Optical coherence tomography (OCT) systems with higher imaging speed have a significant diagnostic value,
since they allow increased field of view, reduced measurement time, improved resolution down to the cellular
level by reducing motion artifacts, and supporting functional imaging such as OCT angiography. Therefore,
increasing the imaging speed without increasing the burden of higher costs is one of the ultimate goals of the
next generation OCT systems. While ultra-fast OCT systems with A-scan rates exceeding tens of MHz have
been demonstrated, a major roadblock in widespread clinical application of such systems is their significant
cost due to their reliance on ultra-fast lasers and detectors.
Parallel SS-OCT systems have long been considered the best solution to reduce the cost of ultra-fast OCT
systems, since both the laser swept rate and detector bandwidth can be scaled down by increasing the number
of parallel channels. However, the need for balanced detection for achieving high sensitivity has limited the
number of parallel channels to a handful, and rendering such systems unattractive. The main limitation is the
balanced detection, which requires stringent tolerances for the equalization of the power across each detector
pair. Also, achieving shot-noise limited sensitivity in this method requires a large reference power per detector
that could add up, as the number of channels grows, to a prohibitively large laser power.
Mohseni's research group recently published results based on a new detector called Electron Injection (EI)
showed that shot-noise limited sensitivity of ~105 dB could be achieved without balanced detection for the first
time.

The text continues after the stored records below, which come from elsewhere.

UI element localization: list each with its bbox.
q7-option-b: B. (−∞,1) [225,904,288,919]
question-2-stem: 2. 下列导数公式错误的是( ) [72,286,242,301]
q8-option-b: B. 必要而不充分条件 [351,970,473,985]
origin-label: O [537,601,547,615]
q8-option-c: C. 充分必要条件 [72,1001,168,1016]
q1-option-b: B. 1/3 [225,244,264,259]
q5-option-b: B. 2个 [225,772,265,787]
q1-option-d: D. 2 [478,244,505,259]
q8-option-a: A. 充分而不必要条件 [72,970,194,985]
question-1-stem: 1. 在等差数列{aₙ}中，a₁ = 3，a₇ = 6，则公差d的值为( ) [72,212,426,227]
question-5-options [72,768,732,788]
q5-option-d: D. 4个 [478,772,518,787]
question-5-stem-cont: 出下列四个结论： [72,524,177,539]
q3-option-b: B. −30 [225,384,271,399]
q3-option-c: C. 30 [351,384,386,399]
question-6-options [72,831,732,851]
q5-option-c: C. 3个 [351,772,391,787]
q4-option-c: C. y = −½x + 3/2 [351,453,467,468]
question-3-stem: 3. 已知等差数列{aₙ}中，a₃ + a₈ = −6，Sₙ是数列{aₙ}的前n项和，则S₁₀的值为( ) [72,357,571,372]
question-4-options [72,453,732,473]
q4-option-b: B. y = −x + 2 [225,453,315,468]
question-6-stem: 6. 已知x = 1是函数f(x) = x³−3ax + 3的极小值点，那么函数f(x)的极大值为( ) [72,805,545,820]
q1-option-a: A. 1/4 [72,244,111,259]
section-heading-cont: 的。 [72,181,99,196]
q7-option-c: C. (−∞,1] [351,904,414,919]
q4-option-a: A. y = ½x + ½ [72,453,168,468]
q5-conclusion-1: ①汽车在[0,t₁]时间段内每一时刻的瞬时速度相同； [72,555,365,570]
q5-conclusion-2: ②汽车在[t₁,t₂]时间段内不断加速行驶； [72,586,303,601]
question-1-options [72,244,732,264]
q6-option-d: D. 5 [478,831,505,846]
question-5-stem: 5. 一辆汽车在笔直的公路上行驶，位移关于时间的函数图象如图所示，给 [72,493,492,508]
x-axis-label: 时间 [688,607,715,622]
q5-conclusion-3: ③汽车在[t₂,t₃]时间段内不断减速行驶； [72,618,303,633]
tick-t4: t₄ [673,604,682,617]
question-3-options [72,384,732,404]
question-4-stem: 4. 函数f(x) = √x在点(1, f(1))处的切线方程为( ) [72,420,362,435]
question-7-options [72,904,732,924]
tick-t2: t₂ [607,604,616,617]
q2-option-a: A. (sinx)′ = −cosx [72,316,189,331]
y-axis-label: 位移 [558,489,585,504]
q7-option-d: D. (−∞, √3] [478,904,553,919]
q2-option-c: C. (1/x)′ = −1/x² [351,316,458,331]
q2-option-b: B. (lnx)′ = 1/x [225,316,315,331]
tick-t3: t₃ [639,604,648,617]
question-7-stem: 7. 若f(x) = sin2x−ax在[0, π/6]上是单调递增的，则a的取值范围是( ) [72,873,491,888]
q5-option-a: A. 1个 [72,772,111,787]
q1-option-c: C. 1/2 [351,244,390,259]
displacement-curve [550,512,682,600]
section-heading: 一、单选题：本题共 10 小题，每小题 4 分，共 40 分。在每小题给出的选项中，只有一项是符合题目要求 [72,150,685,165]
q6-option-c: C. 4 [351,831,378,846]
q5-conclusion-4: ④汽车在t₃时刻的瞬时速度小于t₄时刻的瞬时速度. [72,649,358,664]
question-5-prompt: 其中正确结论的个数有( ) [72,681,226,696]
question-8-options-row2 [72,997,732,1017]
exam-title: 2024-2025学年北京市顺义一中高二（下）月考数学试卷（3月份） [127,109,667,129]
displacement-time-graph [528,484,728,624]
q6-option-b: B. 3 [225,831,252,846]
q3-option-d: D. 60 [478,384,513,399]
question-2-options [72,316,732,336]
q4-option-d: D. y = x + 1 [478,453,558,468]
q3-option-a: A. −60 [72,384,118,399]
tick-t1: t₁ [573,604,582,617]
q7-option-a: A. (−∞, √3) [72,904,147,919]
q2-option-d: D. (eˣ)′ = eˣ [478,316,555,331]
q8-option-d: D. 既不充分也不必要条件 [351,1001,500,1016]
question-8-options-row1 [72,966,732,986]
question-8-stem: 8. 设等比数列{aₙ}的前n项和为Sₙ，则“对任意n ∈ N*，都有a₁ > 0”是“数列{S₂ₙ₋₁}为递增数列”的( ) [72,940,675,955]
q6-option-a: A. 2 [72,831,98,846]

Additionally, the required reference power for shot-noise limited performance was about three orders of
magnitude lower than the conventional detectors. Based on these findings, this project hypothesize that a
parallel SS-OCT system with shot-noise limited sensitivity can be made using the new EI detector; and that the
parallel OCT is highly scalable and can be augmented to Multi-MHz scan rate by simply adding low-speed
channels and using a conventional low-speed swept source. This hypothesis will be addressed in the
experiments organized in the following Specific Aims: (1) to build a parallel OCT system with 16 parallel
channels based on EI detectors, and operating at the shot-noise limited sensitivity. (2) to scale up the system
to 64 parallel channels, each operating at 100 MHz, leading to 3.2 Mega A-scans per second, while using a
conventional swept-source at 50 KHz swept rate and requiring only a few mW of laser power.

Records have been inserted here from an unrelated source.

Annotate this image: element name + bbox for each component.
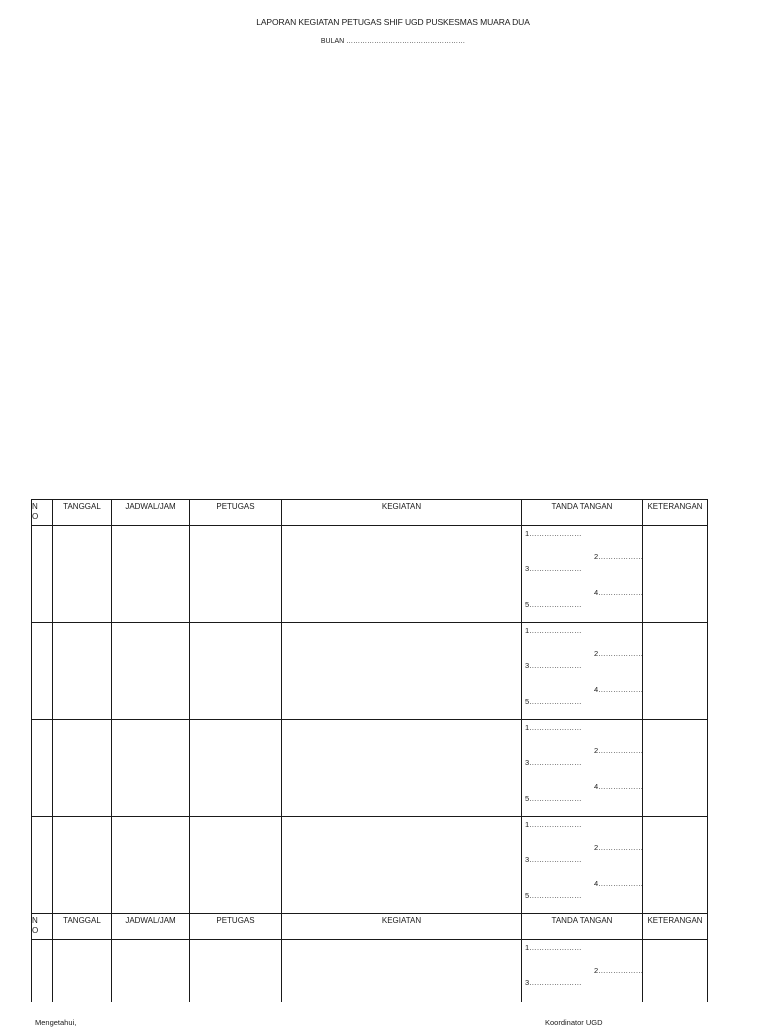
cell-petugas[interactable] <box>190 623 282 720</box>
cell-tanda-tangan[interactable] <box>522 623 643 720</box>
cell-no[interactable] <box>32 940 53 1003</box>
cell-petugas[interactable] <box>190 526 282 623</box>
signature-line-3: 3………………… <box>525 978 582 987</box>
cell-tanggal[interactable] <box>53 817 112 914</box>
cell-kegiatan[interactable] <box>282 720 522 817</box>
footer-right-label: Koordinator UGD <box>545 1018 603 1027</box>
signature-line-1: 1………………… <box>525 820 582 829</box>
table-header-row <box>32 500 708 526</box>
cell-no[interactable] <box>32 720 53 817</box>
header-tanggal: TANGGAL <box>53 914 112 940</box>
header-petugas: PETUGAS <box>190 914 282 940</box>
signature-line-1: 1………………… <box>525 529 582 538</box>
cell-keterangan[interactable] <box>643 940 708 1003</box>
header-no: N O <box>32 500 53 526</box>
footer-left-label: Mengetahui, <box>35 1018 77 1027</box>
signature-line-1: 1………………… <box>525 723 582 732</box>
signature-line-2: 2……………… <box>594 746 644 755</box>
report-month: BULAN …………………………………………… <box>320 38 466 45</box>
cell-kegiatan[interactable] <box>282 623 522 720</box>
cell-petugas[interactable] <box>190 817 282 914</box>
cell-no[interactable] <box>32 526 53 623</box>
table-row <box>32 817 708 914</box>
cell-keterangan[interactable] <box>643 623 708 720</box>
header-kegiatan: KEGIATAN <box>282 914 522 940</box>
signature-line-4: 4……………… <box>594 588 644 597</box>
signature-line-4: 4……………… <box>594 782 644 791</box>
signature-line-3: 3………………… <box>525 564 582 573</box>
header-no: N O <box>32 914 53 940</box>
header-kegiatan: KEGIATAN <box>282 500 522 526</box>
signature-line-5: 5………………… <box>525 891 582 900</box>
report-table <box>31 499 708 1002</box>
signature-line-4: 4……………… <box>594 879 644 888</box>
table-row <box>32 526 708 623</box>
cell-keterangan[interactable] <box>643 526 708 623</box>
signature-line-4: 4……………… <box>594 685 644 694</box>
cell-jadwal[interactable] <box>112 940 190 1003</box>
cell-tanggal[interactable] <box>53 623 112 720</box>
cell-jadwal[interactable] <box>112 720 190 817</box>
signature-line-3: 3………………… <box>525 855 582 864</box>
header-keterangan: KETERANGAN <box>643 500 708 526</box>
header-tanda-tangan: TANDA TANGAN <box>522 914 643 940</box>
signature-line-5: 5………………… <box>525 697 582 706</box>
cell-kegiatan[interactable] <box>282 940 522 1003</box>
cell-keterangan[interactable] <box>643 817 708 914</box>
signature-line-1: 1………………… <box>525 626 582 635</box>
table-row <box>32 623 708 720</box>
cell-tanda-tangan[interactable] <box>522 526 643 623</box>
cell-jadwal[interactable] <box>112 623 190 720</box>
signature-line-2: 2……………… <box>594 843 644 852</box>
header-tanda-tangan: TANDA TANGAN <box>522 500 643 526</box>
cell-tanggal[interactable] <box>53 526 112 623</box>
signature-line-3: 3………………… <box>525 758 582 767</box>
cell-keterangan[interactable] <box>643 720 708 817</box>
cell-tanda-tangan[interactable] <box>522 817 643 914</box>
cell-petugas[interactable] <box>190 720 282 817</box>
table-header-row <box>32 914 708 940</box>
signature-line-2: 2……………… <box>594 966 644 975</box>
cell-tanggal[interactable] <box>53 940 112 1003</box>
cell-jadwal[interactable] <box>112 817 190 914</box>
signature-line-2: 2……………… <box>594 649 644 658</box>
signature-line-1: 1………………… <box>525 943 582 952</box>
header-jadwal: JADWAL/JAM <box>112 914 190 940</box>
cell-no[interactable] <box>32 817 53 914</box>
signature-line-3: 3………………… <box>525 661 582 670</box>
header-keterangan: KETERANGAN <box>643 914 708 940</box>
table-row <box>32 940 708 1003</box>
signature-line-5: 5………………… <box>525 794 582 803</box>
cell-kegiatan[interactable] <box>282 817 522 914</box>
signature-line-5: 5………………… <box>525 600 582 609</box>
header-tanggal: TANGGAL <box>53 500 112 526</box>
table-row <box>32 720 708 817</box>
cell-tanggal[interactable] <box>53 720 112 817</box>
cell-tanda-tangan[interactable] <box>522 720 643 817</box>
report-title: LAPORAN KEGIATAN PETUGAS SHIF UGD PUSKESMAS MUARA DUA <box>256 17 530 27</box>
cell-tanda-tangan[interactable] <box>522 940 643 1003</box>
signature-line-2: 2……………… <box>594 552 644 561</box>
header-petugas: PETUGAS <box>190 500 282 526</box>
cell-petugas[interactable] <box>190 940 282 1003</box>
header-jadwal: JADWAL/JAM <box>112 500 190 526</box>
cell-no[interactable] <box>32 623 53 720</box>
cell-kegiatan[interactable] <box>282 526 522 623</box>
cell-jadwal[interactable] <box>112 526 190 623</box>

Should this exploratory study achieve the planned goals, it paves the way for both low-cost ultra-fast OCT
systems and also OCT systems with potentially unprecedented scanning speeds. The team members have
made large arrays of EI detectors with thousands of elements in the past and are familiar with the industrial
and clinical limitations. If success, this project enables parallel SS-OCT with over 1000 parallel channels in the
future, and unprecedented speeds approaching 100 Giga-voxels/second.